Das Gedankenkarussell: Warum wir zu viel nachdenken
15.05.2026 - 15:00:00Viele kennen diese Momente: Man liegt müde im Bett und möchte schlafen, aber das Gehirn entscheidet sich spontan für eine Nachtschicht. Es seziert das Gespräch mit dem Chef vom Vormittag Satz für Satz oder entwirft Katastrophenszenarien für ein Fest, das erst in drei Wochen stattfindet. Dieses sogenannte Overthinking ist zu einem Massenphänomen geworden. Es ist der Vorgang, ein Problem so lange in seine Einzelteile zu zerlegen, bis man vor lauter Wald die Bäume nicht mehr sieht. Während Reflexion eine wertvolle Eigenschaft ist, markiert Overthinking den Punkt, an dem das Denken nicht mehr zu einer Lösung führt, sondern selbst zum Hindernis wird. Die Linie wird zum Kreis.

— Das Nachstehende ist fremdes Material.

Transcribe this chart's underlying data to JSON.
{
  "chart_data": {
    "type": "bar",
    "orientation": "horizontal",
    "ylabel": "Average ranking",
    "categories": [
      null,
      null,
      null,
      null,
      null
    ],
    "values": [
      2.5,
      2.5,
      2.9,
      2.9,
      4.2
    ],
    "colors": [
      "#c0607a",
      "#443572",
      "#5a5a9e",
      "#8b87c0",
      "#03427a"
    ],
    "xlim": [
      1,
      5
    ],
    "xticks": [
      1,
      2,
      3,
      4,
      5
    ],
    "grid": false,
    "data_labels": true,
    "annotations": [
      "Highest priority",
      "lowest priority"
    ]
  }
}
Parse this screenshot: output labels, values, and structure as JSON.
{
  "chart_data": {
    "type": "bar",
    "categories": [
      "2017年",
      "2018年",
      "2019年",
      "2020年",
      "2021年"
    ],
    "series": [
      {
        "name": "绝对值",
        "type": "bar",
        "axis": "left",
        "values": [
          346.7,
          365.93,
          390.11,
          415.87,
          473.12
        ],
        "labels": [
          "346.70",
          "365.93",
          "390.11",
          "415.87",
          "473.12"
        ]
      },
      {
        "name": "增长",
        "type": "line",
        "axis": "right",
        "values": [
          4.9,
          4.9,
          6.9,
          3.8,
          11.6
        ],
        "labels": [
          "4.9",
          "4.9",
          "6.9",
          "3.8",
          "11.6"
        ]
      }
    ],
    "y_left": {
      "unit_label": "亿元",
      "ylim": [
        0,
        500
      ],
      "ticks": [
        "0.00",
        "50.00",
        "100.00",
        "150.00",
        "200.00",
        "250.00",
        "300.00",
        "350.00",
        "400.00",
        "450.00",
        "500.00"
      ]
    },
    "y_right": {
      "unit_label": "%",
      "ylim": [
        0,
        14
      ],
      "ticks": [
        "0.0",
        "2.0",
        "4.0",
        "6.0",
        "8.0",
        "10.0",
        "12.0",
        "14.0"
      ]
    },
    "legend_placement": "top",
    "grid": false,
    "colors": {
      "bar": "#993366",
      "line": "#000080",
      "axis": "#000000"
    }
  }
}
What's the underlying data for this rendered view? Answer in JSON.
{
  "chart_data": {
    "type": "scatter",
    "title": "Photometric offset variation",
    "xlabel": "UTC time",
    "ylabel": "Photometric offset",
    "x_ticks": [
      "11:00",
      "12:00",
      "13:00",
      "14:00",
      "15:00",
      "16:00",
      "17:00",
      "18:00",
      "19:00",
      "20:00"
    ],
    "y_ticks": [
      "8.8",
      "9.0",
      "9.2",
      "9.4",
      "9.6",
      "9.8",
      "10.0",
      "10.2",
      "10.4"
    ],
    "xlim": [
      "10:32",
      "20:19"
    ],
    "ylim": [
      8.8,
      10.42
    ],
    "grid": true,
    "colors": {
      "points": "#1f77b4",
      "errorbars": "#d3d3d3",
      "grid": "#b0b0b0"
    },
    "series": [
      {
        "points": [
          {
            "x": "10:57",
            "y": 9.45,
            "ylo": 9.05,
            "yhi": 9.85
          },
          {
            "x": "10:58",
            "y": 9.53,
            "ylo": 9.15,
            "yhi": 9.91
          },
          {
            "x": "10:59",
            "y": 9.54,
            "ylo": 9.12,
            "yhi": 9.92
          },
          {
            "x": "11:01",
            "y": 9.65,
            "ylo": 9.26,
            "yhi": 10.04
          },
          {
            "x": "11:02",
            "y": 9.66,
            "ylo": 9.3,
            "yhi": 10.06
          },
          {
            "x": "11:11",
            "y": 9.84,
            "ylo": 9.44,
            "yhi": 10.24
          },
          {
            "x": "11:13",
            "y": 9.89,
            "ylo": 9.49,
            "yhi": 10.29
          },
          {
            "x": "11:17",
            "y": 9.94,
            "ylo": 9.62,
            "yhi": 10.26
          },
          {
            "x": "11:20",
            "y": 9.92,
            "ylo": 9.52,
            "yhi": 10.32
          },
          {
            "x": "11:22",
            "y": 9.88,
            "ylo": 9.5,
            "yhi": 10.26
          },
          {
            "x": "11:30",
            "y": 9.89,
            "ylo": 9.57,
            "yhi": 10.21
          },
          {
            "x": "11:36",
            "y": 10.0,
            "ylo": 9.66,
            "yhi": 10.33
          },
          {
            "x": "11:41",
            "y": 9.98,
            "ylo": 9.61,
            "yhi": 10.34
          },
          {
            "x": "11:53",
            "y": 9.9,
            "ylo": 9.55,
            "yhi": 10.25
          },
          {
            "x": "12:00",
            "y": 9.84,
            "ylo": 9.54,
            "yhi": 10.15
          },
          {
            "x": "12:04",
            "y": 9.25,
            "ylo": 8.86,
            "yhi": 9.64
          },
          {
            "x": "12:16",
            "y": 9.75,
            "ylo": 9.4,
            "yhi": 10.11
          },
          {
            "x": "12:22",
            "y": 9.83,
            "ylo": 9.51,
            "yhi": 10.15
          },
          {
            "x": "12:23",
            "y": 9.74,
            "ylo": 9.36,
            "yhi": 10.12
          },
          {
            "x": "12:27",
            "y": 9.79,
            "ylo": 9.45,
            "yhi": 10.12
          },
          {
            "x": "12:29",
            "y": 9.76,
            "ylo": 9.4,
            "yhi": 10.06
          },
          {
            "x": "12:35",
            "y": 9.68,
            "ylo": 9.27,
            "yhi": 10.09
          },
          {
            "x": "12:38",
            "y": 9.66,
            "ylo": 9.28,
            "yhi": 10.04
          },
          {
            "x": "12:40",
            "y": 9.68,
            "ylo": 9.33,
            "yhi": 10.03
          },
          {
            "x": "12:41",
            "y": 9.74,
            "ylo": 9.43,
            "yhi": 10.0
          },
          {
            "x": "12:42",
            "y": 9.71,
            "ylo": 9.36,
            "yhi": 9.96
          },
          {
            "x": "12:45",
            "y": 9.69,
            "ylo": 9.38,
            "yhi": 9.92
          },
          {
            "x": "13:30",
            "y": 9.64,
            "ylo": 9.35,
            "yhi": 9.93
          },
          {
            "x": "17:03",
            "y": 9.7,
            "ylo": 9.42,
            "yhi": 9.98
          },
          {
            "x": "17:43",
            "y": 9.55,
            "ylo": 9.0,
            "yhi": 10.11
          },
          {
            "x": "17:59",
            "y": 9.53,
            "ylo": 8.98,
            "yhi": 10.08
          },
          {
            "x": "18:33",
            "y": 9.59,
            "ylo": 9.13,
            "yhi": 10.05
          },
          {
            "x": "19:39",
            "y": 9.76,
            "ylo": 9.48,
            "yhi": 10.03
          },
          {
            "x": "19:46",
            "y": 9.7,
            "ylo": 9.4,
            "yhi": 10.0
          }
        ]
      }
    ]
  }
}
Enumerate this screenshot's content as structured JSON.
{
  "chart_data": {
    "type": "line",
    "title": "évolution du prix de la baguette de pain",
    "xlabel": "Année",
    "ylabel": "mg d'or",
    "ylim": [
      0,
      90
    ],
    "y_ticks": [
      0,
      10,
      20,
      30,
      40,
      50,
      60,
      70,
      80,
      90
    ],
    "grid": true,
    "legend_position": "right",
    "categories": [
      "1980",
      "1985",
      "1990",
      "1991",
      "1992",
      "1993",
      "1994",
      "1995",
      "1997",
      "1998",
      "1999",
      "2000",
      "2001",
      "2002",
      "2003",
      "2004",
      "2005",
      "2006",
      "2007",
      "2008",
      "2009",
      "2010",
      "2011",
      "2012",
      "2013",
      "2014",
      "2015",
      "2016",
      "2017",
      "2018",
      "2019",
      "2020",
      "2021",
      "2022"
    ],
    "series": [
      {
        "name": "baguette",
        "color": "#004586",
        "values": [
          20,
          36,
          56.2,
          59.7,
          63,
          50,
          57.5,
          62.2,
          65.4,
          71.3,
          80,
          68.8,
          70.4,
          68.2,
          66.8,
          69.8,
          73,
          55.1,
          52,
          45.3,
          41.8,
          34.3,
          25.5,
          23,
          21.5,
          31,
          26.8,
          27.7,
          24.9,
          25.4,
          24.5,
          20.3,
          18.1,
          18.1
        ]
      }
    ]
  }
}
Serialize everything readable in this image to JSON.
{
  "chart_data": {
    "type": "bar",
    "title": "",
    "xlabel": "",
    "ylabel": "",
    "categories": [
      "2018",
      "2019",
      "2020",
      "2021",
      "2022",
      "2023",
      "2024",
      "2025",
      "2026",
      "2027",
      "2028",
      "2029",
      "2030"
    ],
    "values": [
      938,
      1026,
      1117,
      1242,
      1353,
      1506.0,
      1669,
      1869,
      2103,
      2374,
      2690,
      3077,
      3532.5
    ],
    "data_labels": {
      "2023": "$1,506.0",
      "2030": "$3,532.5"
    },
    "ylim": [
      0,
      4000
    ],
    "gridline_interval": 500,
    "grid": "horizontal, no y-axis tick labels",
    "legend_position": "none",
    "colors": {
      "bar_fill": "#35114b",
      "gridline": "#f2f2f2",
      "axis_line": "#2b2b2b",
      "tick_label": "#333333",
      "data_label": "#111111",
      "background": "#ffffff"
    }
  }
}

Die Zunahme der kognitiven Belastung
Die Tendenz zum Grübeln nimmt in unserer Gesellschaft zu. Dies ist kein Zufall. Täglich müssen wir diverse kleine Entscheidungen treffen: Angefangen von dem passenden Outfit, einer gesunden Marmelade im Supermarkt, bis hin zum Sportangebot am Abend. Diese Wahlmöglichkeiten fordern das Gehirn dazu auf, permanent Prioritäten zu setzen und Risiken abzuwägen. Freie Zeit verbringt man häufig am Smartphone und setzt sich einer Informationsflut aus. Diese hat ihre praktischen Seiten. Dass Termine oder wichtige Dokumente unkompliziert per Mail eintreffen, sorgt für eine Grundordnung und nimmt einem die Sorge ab, wichtige Unterlagen zu verlieren.
Allerdings bietet der Schriftverkehr auch Raum für Fehlinterpretationen. Ein fehlendes Ausrufezeichen oder eine lange Antwortzeit können bei Menschen, die zu Overthinking neigen, stundenlange Analysen über die Intention des Absenders auslösen.
Die Auswirkungen auf Körper und Geist
Overthinking ist kein rein mentales Problem, denn es versetzt den Körper in einen Zustand chronischer Alarmbereitschaft, was Auswirkungen auf die Lebensqualität hat. Dies kann sich in Schlafstörungen äußern. Wenn da das Gehirn vor allem in Ruhephasen versucht, ungelöste Konflikte zu verarbeiten, fällt das Einschlafen schwer. Darüber hinaus kann das permanente Grübeln zur Entscheidungsunfähigkeit führen. Die Angst, eine falsche Wahl zu treffen, führt zur sogenannten "Analysis Paralysis", bei der am Ende gar keine Entscheidung mehr getroffen wird. Über all dem lastet eine psychische Erschöpfung, die sich auch in Gereiztheit bemerkbar macht. Denn das permanente Abwägen kostet große Mengen an Energie. Das wiederum kann langfristig zu Burnout-Symptomen oder Angstzuständen führen.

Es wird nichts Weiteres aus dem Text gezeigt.